I’ve been using this time during the coronavirus pandemic to binge on some fantastic Netflix shows and movies, with a bent towards international fare — everything from Money Heist to Crash Landing on You. It might be partly a function of quarantines, being stuck at home, and nowhere on the planet really allowing Americans to fly right now, so this is a way to at least mentally satisfy some of the wanderlust. And I’ve said it before, but Crash Landing on You (the second-highest-rated Korean drama of all time) has become one of my favorite TV series, after discovering it on the streamer.
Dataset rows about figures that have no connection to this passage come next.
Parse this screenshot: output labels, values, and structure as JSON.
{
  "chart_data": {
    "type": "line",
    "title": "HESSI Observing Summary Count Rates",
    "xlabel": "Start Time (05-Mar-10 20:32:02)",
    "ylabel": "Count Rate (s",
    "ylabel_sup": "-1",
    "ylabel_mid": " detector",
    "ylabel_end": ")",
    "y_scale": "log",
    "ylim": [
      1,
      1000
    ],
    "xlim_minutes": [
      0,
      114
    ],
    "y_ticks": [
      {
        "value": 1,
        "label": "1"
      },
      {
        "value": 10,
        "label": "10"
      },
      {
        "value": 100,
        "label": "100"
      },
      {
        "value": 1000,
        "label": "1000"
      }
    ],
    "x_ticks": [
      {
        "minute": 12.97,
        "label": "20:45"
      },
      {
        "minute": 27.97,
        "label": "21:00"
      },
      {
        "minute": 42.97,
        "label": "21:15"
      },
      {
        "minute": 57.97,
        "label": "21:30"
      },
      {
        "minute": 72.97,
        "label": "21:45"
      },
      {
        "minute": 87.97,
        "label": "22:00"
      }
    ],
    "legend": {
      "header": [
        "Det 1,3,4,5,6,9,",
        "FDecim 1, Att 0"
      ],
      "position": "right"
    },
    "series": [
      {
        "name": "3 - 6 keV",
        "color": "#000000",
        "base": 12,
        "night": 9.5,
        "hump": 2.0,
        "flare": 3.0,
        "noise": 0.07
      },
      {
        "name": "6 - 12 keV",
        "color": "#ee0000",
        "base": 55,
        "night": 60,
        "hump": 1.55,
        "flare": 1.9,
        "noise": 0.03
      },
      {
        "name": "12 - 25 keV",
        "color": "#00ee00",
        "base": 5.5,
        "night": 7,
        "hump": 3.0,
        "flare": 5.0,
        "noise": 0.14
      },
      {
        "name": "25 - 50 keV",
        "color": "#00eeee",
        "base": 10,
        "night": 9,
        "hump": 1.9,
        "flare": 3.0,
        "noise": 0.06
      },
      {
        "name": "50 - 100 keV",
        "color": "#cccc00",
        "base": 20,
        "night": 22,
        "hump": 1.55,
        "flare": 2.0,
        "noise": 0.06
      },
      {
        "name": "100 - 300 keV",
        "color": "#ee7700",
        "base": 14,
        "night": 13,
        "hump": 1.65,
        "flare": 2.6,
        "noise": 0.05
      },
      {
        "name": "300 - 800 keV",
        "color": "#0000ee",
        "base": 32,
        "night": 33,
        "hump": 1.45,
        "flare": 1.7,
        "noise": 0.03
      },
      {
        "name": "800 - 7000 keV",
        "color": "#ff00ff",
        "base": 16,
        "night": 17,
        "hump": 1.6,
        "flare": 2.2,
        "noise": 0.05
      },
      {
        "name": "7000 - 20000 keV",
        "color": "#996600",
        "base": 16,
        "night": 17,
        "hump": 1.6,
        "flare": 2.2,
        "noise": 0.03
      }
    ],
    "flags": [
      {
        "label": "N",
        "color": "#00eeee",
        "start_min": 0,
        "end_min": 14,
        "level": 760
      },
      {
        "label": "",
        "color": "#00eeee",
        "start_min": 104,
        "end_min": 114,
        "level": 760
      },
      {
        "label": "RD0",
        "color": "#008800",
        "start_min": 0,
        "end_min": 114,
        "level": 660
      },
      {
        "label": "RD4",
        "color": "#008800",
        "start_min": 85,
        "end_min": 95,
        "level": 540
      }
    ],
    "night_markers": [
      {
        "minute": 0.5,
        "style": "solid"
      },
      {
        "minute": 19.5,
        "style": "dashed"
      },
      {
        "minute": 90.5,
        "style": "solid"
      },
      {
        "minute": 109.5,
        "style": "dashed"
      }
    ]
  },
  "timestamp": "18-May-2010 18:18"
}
It’s partly because of the serendipity associated with accidentally discovering it, but it’s feel-good, and it’s got everything — a great story, fantastic, likable actors, and it’s just so different from the normal fare I watch. A very, very quick summary of the story: Crash Landing on You is about a South Korean heiress who has a paragliding accident, inadvertently drifts across the border, crashes down in North Korea and ends up getting entangled with a handsome North Korean military officer.
My larger point, which no one likely needs to be reminded of, is that of Netflix’s value proposition in the streaming video sphere. There is just so much content here, including original TV shows and movies as well as licensed content from outside providers, and the spigot is never going to dry up. Not even the production pauses associated with the coronavirus situation has slowed down Netflix’s release cadence this year, and on the company’s most recent earnings call CEO Reed Hastings summed up the overall strategy thus, regarding volume:
“We want to have so many hits that when you come to Netflix you can just go from hit to hit to hit and never have to think about any of those other services,” Hastings said. “We want to be your primary, your best friend. And of course, occasionally there’s Hamilton and you’re going to go to someone else’s service for an extraordinary film, but for the most part, we want to be the one that always pleases you.”
Regarding that statement and the amount of content Netflix actually has, there’s something extraordinary you might not be aware of. The team over at Reviews.org decided to actually quantify how much stuff there is on the service, and how long it would take you to enjoy it all.
There’s a bit of an art to this investigation, because content is always coming onto and rolling off of the service, but here’s a rough idea of what you’d be in store for if you set out to try and watch Netflix — all of Netflix, that is. Everything on the service.
Per Reviews.org, which notes that Netflix as of the time of this writing has almost 5,500 unique titles on the streamer: “The total runtime is 36,667 hours which means it would take 4 years, 2 months, and 8 days to watch the full (current) Netflix library.” Some other unique and interesting facts the site found:
- Watching all of Netflix would equal 256 roundtrips to the moon.
- The average user only watches 2% of the Netflix library in a year.
- Assuming no titles were added or removed and you watched Netflix 24/7, it would cost $662.50 to stay subscribed long enough to watch everything on Netflix.
- Netflix has more unique titles than Hulu and Disney+ combined.